Fortune's AI reporter Sharon Goldman has published an analysis arguing that the biggest challenge in AI-assisted development is no longer writing code — it is verifying it. With 77% of businesses already using or piloting AI in operations and tools like Claude Code capable of generating entire applications from natural language descriptions, the bottleneck has shifted from production to trust. As Qodo CEO Itamar Friedman puts it: 'AI is not enough when talking about real-world software quality.'
Qodo, an AI code review startup working with clients including Walmart, Nvidia, Ford, and Texas Instruments, has raised $70 million in Series B funding to build what it calls the governance layer for AI-generated code. The company's approach analyses organisational code patterns to establish automated rules — what Friedman describes as 'official wisdom' — ensuring that AI-generated code meets internal standards, security requirements, and compliance policies before it reaches production.
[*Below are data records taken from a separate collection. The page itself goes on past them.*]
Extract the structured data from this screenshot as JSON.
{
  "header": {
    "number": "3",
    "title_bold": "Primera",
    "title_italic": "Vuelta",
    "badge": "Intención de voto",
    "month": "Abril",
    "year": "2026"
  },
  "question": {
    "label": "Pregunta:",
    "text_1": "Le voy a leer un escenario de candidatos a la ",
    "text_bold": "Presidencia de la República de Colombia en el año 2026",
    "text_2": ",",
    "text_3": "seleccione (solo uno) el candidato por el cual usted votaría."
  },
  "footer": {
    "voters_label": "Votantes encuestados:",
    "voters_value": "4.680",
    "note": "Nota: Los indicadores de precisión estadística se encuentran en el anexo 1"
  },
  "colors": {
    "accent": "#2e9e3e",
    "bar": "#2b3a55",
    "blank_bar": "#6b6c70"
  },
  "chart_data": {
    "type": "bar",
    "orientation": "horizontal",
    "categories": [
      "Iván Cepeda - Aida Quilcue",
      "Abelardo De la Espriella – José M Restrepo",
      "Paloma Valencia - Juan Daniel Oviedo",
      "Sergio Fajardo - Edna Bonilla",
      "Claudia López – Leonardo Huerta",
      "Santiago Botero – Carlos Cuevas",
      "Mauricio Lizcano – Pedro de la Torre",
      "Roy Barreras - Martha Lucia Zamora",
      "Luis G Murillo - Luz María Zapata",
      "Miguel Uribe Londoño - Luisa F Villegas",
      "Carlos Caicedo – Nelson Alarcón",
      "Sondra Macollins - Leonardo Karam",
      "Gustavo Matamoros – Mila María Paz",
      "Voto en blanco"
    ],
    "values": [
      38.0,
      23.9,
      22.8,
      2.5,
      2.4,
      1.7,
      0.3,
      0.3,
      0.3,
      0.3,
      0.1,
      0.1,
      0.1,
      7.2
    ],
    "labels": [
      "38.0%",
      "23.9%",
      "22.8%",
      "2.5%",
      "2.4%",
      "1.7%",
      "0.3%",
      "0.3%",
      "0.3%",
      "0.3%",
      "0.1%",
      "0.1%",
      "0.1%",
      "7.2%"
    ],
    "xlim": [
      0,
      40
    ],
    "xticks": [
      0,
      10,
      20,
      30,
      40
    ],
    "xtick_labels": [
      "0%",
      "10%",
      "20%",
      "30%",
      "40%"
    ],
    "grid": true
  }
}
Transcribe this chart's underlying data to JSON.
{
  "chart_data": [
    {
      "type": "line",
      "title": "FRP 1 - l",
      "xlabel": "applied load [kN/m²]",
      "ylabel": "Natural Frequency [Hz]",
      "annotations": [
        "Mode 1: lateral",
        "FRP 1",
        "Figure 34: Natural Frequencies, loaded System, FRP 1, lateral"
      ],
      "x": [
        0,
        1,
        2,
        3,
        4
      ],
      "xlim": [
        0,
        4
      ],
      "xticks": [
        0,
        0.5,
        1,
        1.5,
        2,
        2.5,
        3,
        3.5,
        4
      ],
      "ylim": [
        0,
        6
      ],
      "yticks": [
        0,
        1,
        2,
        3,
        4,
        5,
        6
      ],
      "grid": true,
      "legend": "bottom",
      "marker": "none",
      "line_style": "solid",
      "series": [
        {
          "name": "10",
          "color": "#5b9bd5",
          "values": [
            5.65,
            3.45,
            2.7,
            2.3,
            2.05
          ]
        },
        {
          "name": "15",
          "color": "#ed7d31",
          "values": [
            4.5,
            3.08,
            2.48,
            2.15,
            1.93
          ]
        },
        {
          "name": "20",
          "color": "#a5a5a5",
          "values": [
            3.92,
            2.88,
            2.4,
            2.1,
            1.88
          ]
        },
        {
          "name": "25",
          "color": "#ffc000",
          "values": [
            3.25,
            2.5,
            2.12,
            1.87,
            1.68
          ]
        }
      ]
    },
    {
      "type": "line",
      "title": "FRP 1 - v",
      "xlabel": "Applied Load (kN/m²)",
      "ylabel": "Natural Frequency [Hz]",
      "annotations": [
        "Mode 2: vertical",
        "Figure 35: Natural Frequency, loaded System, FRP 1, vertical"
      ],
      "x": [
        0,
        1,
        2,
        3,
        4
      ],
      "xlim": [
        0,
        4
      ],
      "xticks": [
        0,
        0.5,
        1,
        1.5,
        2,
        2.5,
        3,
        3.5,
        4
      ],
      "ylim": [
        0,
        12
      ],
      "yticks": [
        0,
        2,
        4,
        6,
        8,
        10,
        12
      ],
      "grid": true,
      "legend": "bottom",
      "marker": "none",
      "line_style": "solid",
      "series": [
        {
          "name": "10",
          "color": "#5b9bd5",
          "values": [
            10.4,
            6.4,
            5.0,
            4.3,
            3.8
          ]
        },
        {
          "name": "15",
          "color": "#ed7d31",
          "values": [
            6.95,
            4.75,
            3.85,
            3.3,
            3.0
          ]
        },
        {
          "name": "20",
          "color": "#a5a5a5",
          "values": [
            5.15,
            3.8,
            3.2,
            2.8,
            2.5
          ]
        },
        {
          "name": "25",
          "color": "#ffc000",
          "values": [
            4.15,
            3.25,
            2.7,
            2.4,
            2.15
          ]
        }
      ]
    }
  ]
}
The timing is pointed. Fortune notes that Claude Code's source code was leaked due to a packaging error just days earlier, and that Boris Cherny — who created Claude Code — had boasted that the tool's latest version was entirely written by Claude Code itself. The article highlights a growing paradox: AI tools are powerful enough to write all the code, but enterprises cannot deploy that code without human or automated verification at scale. With millions of code changes flowing through large organisations annually, manual review is no longer feasible.
For context engineers, this story captures a fundamental shift in what it means to be a developer in 2026. The value is moving from code generation to code governance — understanding what AI produces, ensuring it meets quality standards, and building the verification infrastructure that lets organisations trust AI-generated software at scale. Teams that master this verification layer will have a significant competitive advantage.